REDE DE SOLIDARIEDADE
Tendo convivido com os maiores líderes da ALN como Carlos Marighella, Joaquim Câmara Ferreira e Ana Maria Nacinovic, entre tantos outros militantes que deram suas vidas pela liberdade, Carlos Eugênio é testemunha ativa dessa história que se revela pela consciência e competência de Maria Cláudia, pós-doutora pelo Instituto de Altos Estudos da América Latina (IHEAL-Sorbonne Nouvelle) e pelo Programa de Pós-Graduação em Sociologia da Universidade Estadual de Campinas (UNICAMP).
MULHERES NA RETAGUARDA
Sim, mulheres lutaram contra a ditadura, geralmente rompendo com suas famílias que sonhavam com um futuro cor-de-rosa para elas, de preferência “casadas, recatadas e do lar”. Algumas fugiram do roteiro tradicional e foram à luta! Maria Cláudia reconstitui o mosaico da participação política das mulheres, através de testemunhos. São mulheres que “teceram uma rede de solidariedade na retaguarda da luta armada”, diz a autora.
A densa pesquisa se realizou em processos da Justiça Militar, que levou a 330 nomes de mulheres, entre 1968 a 1979. No total, foram 45 depoimentos de mulheres brasileiras, feitos em vários estados, e o da militante chilena Carmem Castilho, em Paris.
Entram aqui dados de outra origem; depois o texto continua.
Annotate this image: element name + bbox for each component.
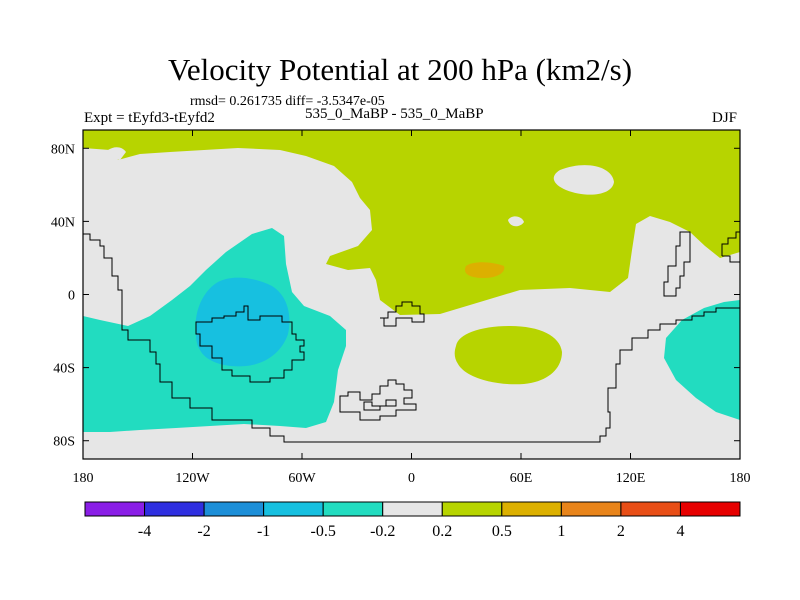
longitude-axis: 180 120W 60W 0 60E 120E 180 <box>73 130 751 486</box>
coastline-antarctic-inner <box>363 399 397 411</box>
lat-tick-label: 80N <box>51 142 75 157</box>
colorbar-box <box>263 501 324 517</box>
negative-region-east-pacific <box>664 300 740 420</box>
colorbar-label: -1 <box>257 523 270 540</box>
neutral-patch-north-2 <box>508 216 524 227</box>
colorbar-box <box>441 501 503 517</box>
colorbar-box <box>620 501 681 517</box>
colorbar-label: 4 <box>676 523 684 540</box>
stats-line: rmsd= 0.261735 diff= -3.5347e-05 <box>190 94 385 109</box>
positive-patch-africa <box>464 262 505 278</box>
experiment-names: 535_0_MaBP - 535_0_MaBP <box>305 106 484 122</box>
lon-tick-label: 60E <box>510 471 533 486</box>
colorbar-label: -4 <box>138 523 151 540</box>
colorbar-box <box>322 501 384 517</box>
colorbar-label: 0.5 <box>492 523 512 540</box>
colorbar-box <box>382 501 443 517</box>
lat-tick-label: 0 <box>68 289 75 304</box>
colorbar-label: 2 <box>617 523 625 540</box>
negative-core-south-america <box>195 277 290 367</box>
positive-region-south-atlantic <box>454 326 562 385</box>
coastline-asia-far-east <box>721 231 740 263</box>
lon-tick-label: 0 <box>408 471 415 486</box>
neutral-patch-west-arctic <box>108 147 126 160</box>
lat-tick-label: 40S <box>53 362 75 377</box>
latitude-axis: 80N 40N 0 40S 80S <box>51 142 740 450</box>
colorbar-labels: -4 -2 -1 -0.5 -0.2 0.2 0.5 1 2 4 <box>138 523 685 540</box>
colorbar-box <box>501 501 562 517</box>
coastlines <box>83 231 740 443</box>
colorbar-box <box>144 501 205 517</box>
colorbar-boxes <box>84 501 741 517</box>
expt-label: Expt = tEyfd3-tEyfd2 <box>84 110 215 126</box>
colorbar-box <box>679 501 741 517</box>
coastline-africa-west <box>380 301 425 327</box>
positive-patch-arctic-east <box>705 157 740 181</box>
plot-title: Velocity Potential at 200 hPa (km2/s) <box>167 52 633 87</box>
coastline-asia-east <box>663 231 691 297</box>
lon-tick-label: 180 <box>730 471 751 486</box>
colorbar-label: 1 <box>557 523 565 540</box>
lat-tick-label: 80S <box>53 435 75 450</box>
coastline-antarctic-islands <box>339 379 417 421</box>
lon-tick-label: 120E <box>616 471 646 486</box>
coastline-north-america <box>83 233 740 443</box>
colorbar-box <box>560 501 622 517</box>
lon-tick-label: 60W <box>288 471 316 486</box>
colorbar-label: -0.2 <box>370 523 395 540</box>
lon-tick-label: 180 <box>73 471 94 486</box>
coastline-south-america <box>195 305 305 383</box>
colorbar-box <box>84 501 146 517</box>
lon-tick-label: 120W <box>175 471 210 486</box>
colorbar-label: -2 <box>197 523 210 540</box>
lat-tick-label: 40N <box>51 215 75 230</box>
neutral-patch-north-1 <box>553 165 614 195</box>
colorbar-box <box>203 501 265 517</box>
colorbar-label: 0.2 <box>432 523 452 540</box>
map-field <box>83 130 740 459</box>
colorbar-label: -0.5 <box>311 523 336 540</box>
season-label: DJF <box>712 110 738 126</box>
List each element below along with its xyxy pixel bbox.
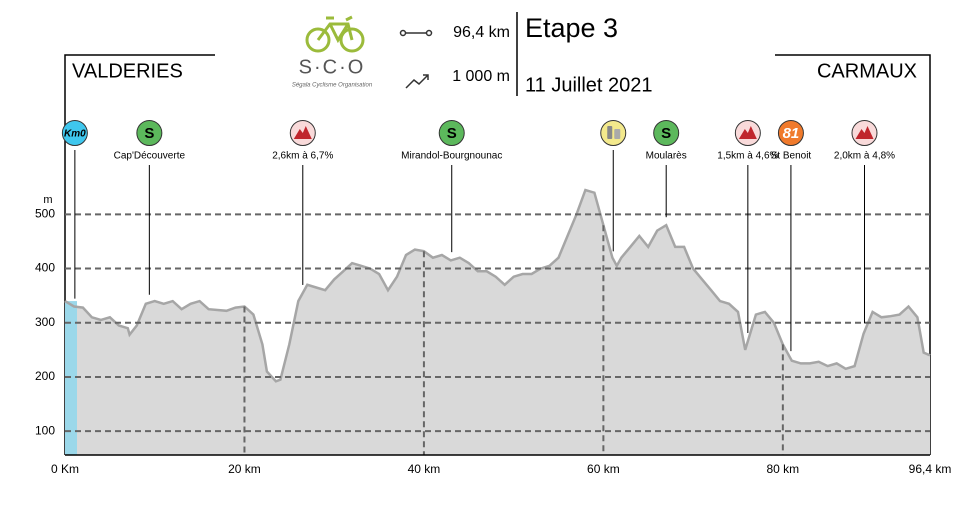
y-tick-label: 400 (35, 261, 55, 275)
annotation: Km0 (61, 120, 88, 299)
y-tick-label: 500 (35, 207, 55, 221)
logo-text: S·C·O (299, 56, 366, 78)
feed-icon (614, 129, 621, 139)
start-town: VALDERIES (72, 60, 183, 82)
annotation-label: 2,6km à 6,7% (272, 151, 333, 162)
annotation-label: 2,0km à 4,8% (834, 151, 895, 162)
marker-icon (438, 120, 465, 146)
mountain-icon (738, 126, 757, 139)
annotation: S Cap'Découverte (114, 120, 186, 295)
mountain-icon (293, 126, 312, 139)
annotation-label: Moularès (646, 151, 687, 162)
annotation: 81 St Benoit (771, 120, 812, 352)
climb-icon (405, 74, 429, 89)
annotation: 1,5km à 4,6% (717, 120, 779, 334)
marker-text: S (661, 125, 671, 142)
annotation-label: 1,5km à 4,6% (717, 151, 778, 162)
annotation: 2,6km à 6,7% (272, 120, 333, 285)
logo (305, 15, 365, 53)
annotation (600, 120, 627, 252)
logo-caption: Ségala Cyclisme Organisation (292, 83, 373, 89)
mountain-icon (855, 126, 874, 139)
marker-icon (653, 120, 680, 146)
marker-text: S (447, 125, 457, 142)
climbing: 1 000 m (452, 68, 510, 85)
chart-title: Etape 3 (525, 13, 618, 43)
feed-icon (607, 126, 613, 139)
profile-line (64, 188, 931, 383)
x-tick-label: 80 km (766, 462, 799, 476)
annotation: S Moularès (646, 120, 687, 218)
annotation-label: Mirandol-Bourgnounac (401, 151, 502, 162)
x-tick-label: 96,4 km (909, 462, 952, 476)
x-tick-label: 0 Km (51, 462, 79, 476)
marker-text: 81 (783, 125, 800, 142)
marker-text: Km0 (64, 129, 86, 140)
marker-icon (777, 120, 804, 146)
annotation: S Mirandol-Bourgnounac (401, 120, 502, 253)
annotation-label: Cap'Découverte (114, 151, 186, 162)
marker-icon (136, 120, 163, 146)
finish-town: CARMAUX (817, 60, 917, 82)
marker-icon (61, 120, 88, 146)
distance: 96,4 km (453, 24, 510, 41)
y-tick-label: 300 (35, 315, 55, 329)
annotation: 2,0km à 4,8% (834, 120, 895, 324)
distance-icon (399, 29, 433, 37)
y-axis-label: m (43, 194, 52, 206)
x-tick-label: 60 km (587, 462, 620, 476)
y-tick-label: 100 (35, 423, 55, 437)
x-tick-label: 40 km (408, 462, 441, 476)
y-tick-label: 200 (35, 369, 55, 383)
annotation-label: St Benoit (771, 151, 812, 162)
start-band (65, 301, 77, 455)
x-tick-label: 20 km (228, 462, 261, 476)
chart-subtitle: 11 Juillet 2021 (525, 74, 653, 96)
marker-text: S (144, 125, 154, 142)
marker-icon (600, 120, 627, 146)
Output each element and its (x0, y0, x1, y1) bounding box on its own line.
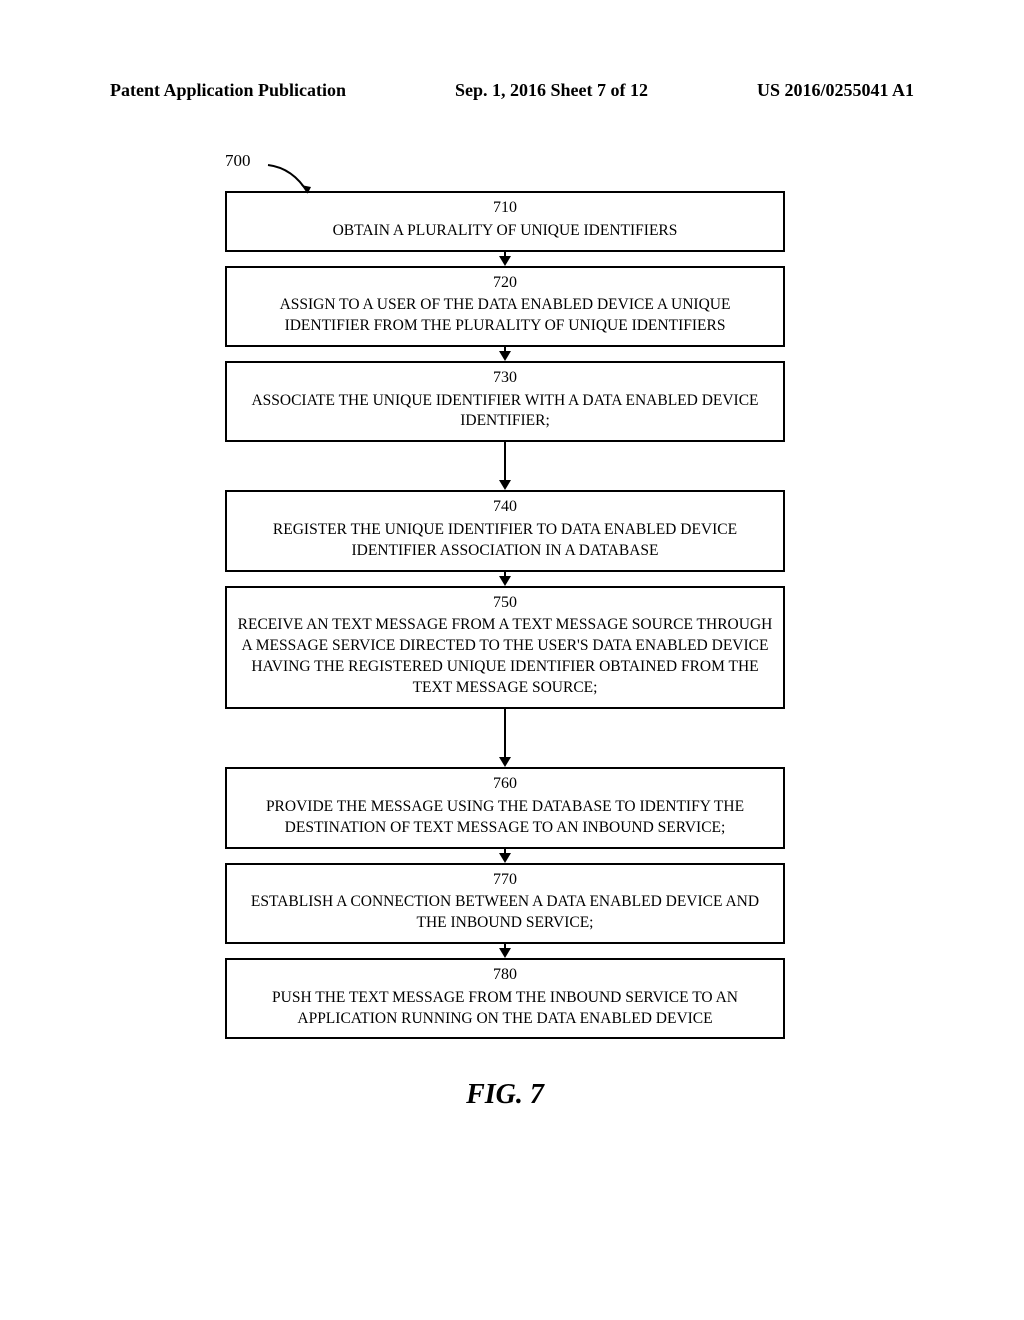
flow-step-760: 760 PROVIDE THE MESSAGE USING THE DATABAS… (225, 767, 785, 848)
figure-caption: FIG. 7 (225, 1079, 785, 1111)
flow-step-770: 770ESTABLISH A CONNECTION BETWEEN A DATA… (225, 863, 785, 944)
flowchart: 700 710OBTAIN A PLURALITY OF UNIQUE IDEN… (225, 191, 785, 1039)
flow-step-720: 720ASSIGN TO A USER OF THE DATA ENABLED … (225, 266, 785, 347)
down-arrow-icon (495, 709, 515, 767)
step-text: ASSIGN TO A USER OF THE DATA ENABLED DEV… (280, 296, 731, 334)
step-text: OBTAIN A PLURALITY OF UNIQUE IDENTIFIERS (333, 222, 678, 239)
step-number: 750 (237, 592, 773, 614)
step-number: 730 (237, 367, 773, 389)
steps-container: 710OBTAIN A PLURALITY OF UNIQUE IDENTIFI… (225, 191, 785, 1039)
step-number: 760 (237, 773, 773, 795)
step-text: REGISTER THE UNIQUE IDENTIFIER TO DATA E… (273, 521, 737, 559)
down-arrow-icon (495, 572, 515, 586)
down-arrow-icon (495, 442, 515, 490)
header-right: US 2016/0255041 A1 (757, 80, 914, 101)
flow-arrow (225, 849, 785, 863)
step-text: ESTABLISH A CONNECTION BETWEEN A DATA EN… (251, 893, 759, 931)
step-number: 770 (237, 869, 773, 891)
flow-step-750: 750RECEIVE AN TEXT MESSAGE FROM A TEXT M… (225, 586, 785, 709)
flow-arrow (225, 944, 785, 958)
down-arrow-icon (495, 347, 515, 361)
down-arrow-icon (495, 944, 515, 958)
flow-arrow (225, 572, 785, 586)
flow-step-740: 740 REGISTER THE UNIQUE IDENTIFIER TO DAT… (225, 490, 785, 571)
step-number: 780 (237, 964, 773, 986)
patent-page: Patent Application Publication Sep. 1, 2… (0, 0, 1024, 1320)
step-text: ASSOCIATE THE UNIQUE IDENTIFIER WITH A D… (251, 392, 758, 430)
flow-step-730: 730 ASSOCIATE THE UNIQUE IDENTIFIER WITH … (225, 361, 785, 442)
step-text: PUSH THE TEXT MESSAGE FROM THE INBOUND S… (272, 989, 738, 1027)
flow-step-780: 780 PUSH THE TEXT MESSAGE FROM THE INBOUN… (225, 958, 785, 1039)
header-left: Patent Application Publication (110, 80, 346, 101)
step-text: PROVIDE THE MESSAGE USING THE DATABASE T… (266, 798, 744, 836)
flow-arrow (225, 252, 785, 266)
flow-arrow (225, 347, 785, 361)
down-arrow-icon (495, 849, 515, 863)
step-text: RECEIVE AN TEXT MESSAGE FROM A TEXT MESS… (238, 616, 773, 696)
page-header: Patent Application Publication Sep. 1, 2… (110, 80, 914, 101)
flow-arrow (225, 709, 785, 767)
header-center: Sep. 1, 2016 Sheet 7 of 12 (455, 80, 648, 101)
down-arrow-icon (495, 252, 515, 266)
step-number: 740 (237, 496, 773, 518)
step-number: 720 (237, 272, 773, 294)
flow-ref-number: 700 (225, 151, 251, 171)
ref-arrow-icon (263, 163, 323, 203)
flow-arrow (225, 442, 785, 490)
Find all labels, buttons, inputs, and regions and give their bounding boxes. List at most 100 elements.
Pesquisas nas fontes também foram feitas em arquivos da Polícia Política e municipais, de São Paulo e Rio de Janeiro, Acervo e Anexos do Brasil Nunca Mais, Arquivo Edgard Leuenroth, Coleção Comitê Brasileiro de Anistia, Coleção de Cartas de Jessie Jane, Coleção Presos Políticos, Fundo Carlos Prestes, Movimento Estudantil, Fundo Elizabeth Lobo, Centro de Documentação e Memória da UNESP, panfletos e periódicos da ALN.
A verdade é que “O golpe militar de 1964 trouxe um repertório de violência, controle e regulação da vida cotidiana”, escreve Maria Cláudia. E foi nas entrelinhas desse repertório que a autora encontrou o foco de sua tese, revelando a mulher militante em sua complexidade, desde aquelas que pegaram em armas, as que fizeram treinamentos em Cuba, até as que combateram discretamente, na logística, dando sustentação às ações armadas, formando redes de solidariedade. São estudantes, chefes de família, trabalhadoras, artistas, empresárias, donas de casa, professoras, que silenciosamente deram sustentação à ALN, prestando vários tipos de colaboração, exercendo um papel primordial na retaguarda do movimento armado, num dos momentos mais repressivos da ditadura no Brasil. Uma ditadura arbitrária, cruel, sangrenta, que durou 21 anos: de 1964 a 1985.